Global Phosphate and Potash Outlook 2019

Phosphate and potash prices continued to march higher in 2018, writes Andy Jung on, although phosphate prices experienced some weakness late in the year on typical seasonal demand softness. Several overarching factors that had boosted prices in 2017 remained in play last year. Global shipments of the leading P&K products once again reached record levels, much-anticipated greenfield projects delivered fewer tons than advertised, and elevated raw materials costs provided an additional push to phosphate prices.

While price momentum stalled in Q4 2018 (and, in the case of phosphate, reversed course), the question remains as to whether last year’s macro trends that resulted in higher prices will persist in 2019, or have fundamentals changed? Our take is that the supply and demand situation continues to point toward a relatively balanced market — in other words one in which P&K prices hold 2018’s gains, with limited risk to both the upside or downside other than typical seasonal fluctuations. Several swing factors, such as where agricultural commodity prices settle, how quickly new capacity ramps up, and Chinese phosphate export availability, will ultimately shape the outlook.
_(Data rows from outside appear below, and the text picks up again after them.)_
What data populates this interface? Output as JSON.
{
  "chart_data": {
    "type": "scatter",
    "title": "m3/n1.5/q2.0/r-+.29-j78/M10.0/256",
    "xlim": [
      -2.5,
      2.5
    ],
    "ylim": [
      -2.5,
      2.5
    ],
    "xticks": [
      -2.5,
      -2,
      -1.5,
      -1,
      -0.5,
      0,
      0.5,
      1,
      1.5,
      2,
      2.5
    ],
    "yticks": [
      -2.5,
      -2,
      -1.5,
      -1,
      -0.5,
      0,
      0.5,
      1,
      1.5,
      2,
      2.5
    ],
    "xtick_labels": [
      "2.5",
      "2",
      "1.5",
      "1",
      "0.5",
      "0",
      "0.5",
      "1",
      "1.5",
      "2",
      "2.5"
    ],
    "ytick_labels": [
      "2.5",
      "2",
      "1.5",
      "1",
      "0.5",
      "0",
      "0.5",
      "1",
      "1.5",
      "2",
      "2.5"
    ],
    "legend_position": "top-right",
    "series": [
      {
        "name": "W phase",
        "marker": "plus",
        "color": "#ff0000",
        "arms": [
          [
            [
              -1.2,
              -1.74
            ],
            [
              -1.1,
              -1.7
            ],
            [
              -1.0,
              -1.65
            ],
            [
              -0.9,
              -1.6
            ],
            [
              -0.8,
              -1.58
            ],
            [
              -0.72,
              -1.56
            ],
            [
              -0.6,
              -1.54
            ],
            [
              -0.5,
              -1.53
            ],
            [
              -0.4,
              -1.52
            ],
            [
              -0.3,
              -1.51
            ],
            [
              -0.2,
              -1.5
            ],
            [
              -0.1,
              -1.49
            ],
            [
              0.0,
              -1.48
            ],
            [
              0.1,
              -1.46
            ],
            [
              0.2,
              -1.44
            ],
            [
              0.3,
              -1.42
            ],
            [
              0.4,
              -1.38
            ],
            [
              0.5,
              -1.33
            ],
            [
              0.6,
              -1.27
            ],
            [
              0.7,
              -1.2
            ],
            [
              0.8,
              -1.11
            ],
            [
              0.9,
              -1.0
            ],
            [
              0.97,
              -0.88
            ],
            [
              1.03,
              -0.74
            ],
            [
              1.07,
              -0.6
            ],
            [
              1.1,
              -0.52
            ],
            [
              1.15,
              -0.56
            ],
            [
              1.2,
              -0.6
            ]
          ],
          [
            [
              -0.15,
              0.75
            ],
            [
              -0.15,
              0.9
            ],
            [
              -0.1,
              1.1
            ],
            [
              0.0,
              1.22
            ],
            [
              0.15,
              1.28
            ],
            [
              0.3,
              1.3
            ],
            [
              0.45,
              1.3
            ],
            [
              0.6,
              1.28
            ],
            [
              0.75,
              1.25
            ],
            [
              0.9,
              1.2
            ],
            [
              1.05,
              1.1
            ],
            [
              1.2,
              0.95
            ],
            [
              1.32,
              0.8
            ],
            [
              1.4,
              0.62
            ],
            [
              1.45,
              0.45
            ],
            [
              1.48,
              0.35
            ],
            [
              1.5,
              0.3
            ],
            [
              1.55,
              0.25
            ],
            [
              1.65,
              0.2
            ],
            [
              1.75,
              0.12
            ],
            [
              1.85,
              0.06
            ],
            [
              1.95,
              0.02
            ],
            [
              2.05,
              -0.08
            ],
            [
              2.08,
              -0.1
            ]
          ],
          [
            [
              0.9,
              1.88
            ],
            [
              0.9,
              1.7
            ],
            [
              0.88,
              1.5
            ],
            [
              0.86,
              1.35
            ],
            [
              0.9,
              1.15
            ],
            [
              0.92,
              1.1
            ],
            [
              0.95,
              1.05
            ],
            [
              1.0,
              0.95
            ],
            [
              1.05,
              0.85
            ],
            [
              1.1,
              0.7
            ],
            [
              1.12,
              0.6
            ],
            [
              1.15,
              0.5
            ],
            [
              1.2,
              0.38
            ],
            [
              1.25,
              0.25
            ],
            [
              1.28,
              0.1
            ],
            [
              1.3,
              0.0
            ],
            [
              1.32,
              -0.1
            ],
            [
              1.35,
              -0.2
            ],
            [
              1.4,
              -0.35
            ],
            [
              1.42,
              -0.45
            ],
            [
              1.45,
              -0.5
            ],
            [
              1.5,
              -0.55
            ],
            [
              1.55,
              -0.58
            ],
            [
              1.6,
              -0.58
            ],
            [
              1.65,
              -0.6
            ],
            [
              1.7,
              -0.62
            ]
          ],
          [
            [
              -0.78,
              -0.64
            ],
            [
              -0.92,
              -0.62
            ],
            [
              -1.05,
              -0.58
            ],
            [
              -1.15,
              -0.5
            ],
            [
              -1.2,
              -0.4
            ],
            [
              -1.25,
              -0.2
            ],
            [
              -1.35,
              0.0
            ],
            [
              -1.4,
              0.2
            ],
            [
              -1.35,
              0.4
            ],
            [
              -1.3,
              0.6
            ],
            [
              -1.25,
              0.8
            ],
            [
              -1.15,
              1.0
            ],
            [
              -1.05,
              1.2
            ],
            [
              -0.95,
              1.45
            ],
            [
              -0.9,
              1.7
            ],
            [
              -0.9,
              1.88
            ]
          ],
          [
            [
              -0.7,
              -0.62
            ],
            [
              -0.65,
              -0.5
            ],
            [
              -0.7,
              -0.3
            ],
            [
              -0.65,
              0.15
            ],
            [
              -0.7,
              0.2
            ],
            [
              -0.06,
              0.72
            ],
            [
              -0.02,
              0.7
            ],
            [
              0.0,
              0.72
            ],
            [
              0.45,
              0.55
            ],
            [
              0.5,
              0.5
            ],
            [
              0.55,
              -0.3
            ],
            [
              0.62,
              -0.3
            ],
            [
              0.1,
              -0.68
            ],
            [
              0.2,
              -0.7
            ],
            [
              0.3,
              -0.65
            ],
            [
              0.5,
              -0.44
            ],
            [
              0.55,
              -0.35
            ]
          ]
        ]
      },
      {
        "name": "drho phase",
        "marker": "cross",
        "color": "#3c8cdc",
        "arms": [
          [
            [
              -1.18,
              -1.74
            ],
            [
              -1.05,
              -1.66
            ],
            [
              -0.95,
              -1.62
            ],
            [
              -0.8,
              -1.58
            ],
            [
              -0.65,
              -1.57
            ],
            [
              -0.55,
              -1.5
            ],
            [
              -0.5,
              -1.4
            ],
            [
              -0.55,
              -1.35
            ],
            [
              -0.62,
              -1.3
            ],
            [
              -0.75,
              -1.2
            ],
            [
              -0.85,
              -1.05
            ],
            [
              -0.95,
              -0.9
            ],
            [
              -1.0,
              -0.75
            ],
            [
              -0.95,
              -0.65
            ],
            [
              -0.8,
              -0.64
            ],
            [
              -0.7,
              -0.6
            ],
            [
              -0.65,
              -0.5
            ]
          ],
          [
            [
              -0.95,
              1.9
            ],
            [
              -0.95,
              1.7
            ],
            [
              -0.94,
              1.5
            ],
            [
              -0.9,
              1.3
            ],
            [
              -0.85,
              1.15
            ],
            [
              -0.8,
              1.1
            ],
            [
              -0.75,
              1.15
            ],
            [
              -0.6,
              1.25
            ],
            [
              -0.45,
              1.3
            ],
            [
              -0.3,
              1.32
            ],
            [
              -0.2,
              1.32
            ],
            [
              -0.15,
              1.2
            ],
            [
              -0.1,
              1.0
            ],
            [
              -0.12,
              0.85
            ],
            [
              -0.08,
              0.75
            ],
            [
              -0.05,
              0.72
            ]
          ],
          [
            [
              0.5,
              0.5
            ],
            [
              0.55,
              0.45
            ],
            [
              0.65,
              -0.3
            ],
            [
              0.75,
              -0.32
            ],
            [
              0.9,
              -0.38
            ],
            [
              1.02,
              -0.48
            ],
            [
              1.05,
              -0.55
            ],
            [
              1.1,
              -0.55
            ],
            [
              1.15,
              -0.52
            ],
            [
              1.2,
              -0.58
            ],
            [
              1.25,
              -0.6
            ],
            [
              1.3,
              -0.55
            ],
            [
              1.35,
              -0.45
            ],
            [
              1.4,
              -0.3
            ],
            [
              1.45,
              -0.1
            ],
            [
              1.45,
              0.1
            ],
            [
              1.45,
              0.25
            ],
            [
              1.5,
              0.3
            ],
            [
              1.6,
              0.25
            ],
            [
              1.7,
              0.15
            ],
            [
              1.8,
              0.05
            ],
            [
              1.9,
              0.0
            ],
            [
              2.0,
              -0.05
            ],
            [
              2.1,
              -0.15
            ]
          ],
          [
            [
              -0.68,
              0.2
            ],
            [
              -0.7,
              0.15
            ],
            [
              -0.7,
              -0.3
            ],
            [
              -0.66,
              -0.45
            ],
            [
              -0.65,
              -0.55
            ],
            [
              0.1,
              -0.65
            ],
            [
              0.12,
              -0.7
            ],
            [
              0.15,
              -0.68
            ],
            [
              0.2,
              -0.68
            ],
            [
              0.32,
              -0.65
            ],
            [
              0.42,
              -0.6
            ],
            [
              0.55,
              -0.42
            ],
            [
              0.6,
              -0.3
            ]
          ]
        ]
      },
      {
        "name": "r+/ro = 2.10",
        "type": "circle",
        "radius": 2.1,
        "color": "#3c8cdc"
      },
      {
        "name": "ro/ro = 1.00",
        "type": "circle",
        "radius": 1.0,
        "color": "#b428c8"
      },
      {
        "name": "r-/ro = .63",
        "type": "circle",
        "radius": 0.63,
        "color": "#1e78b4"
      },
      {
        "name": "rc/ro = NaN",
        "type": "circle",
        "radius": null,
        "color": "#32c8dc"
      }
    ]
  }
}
Wholesale granular muriate of potash (MOP) prices started 2018 by trading at about $235 per ton free on board (fob) New Orleans (NOLA) barge and moved continually higher before closing the year a bit shy of $300 per ton. While this circa $65 per ton increase appears impressive, potash prices in the U.S. continued to lag behind other global benchmarks. For example, the price of MOP delivered to Brazil ended the year at about $320 per ton after posting a similar increase over the course of the year.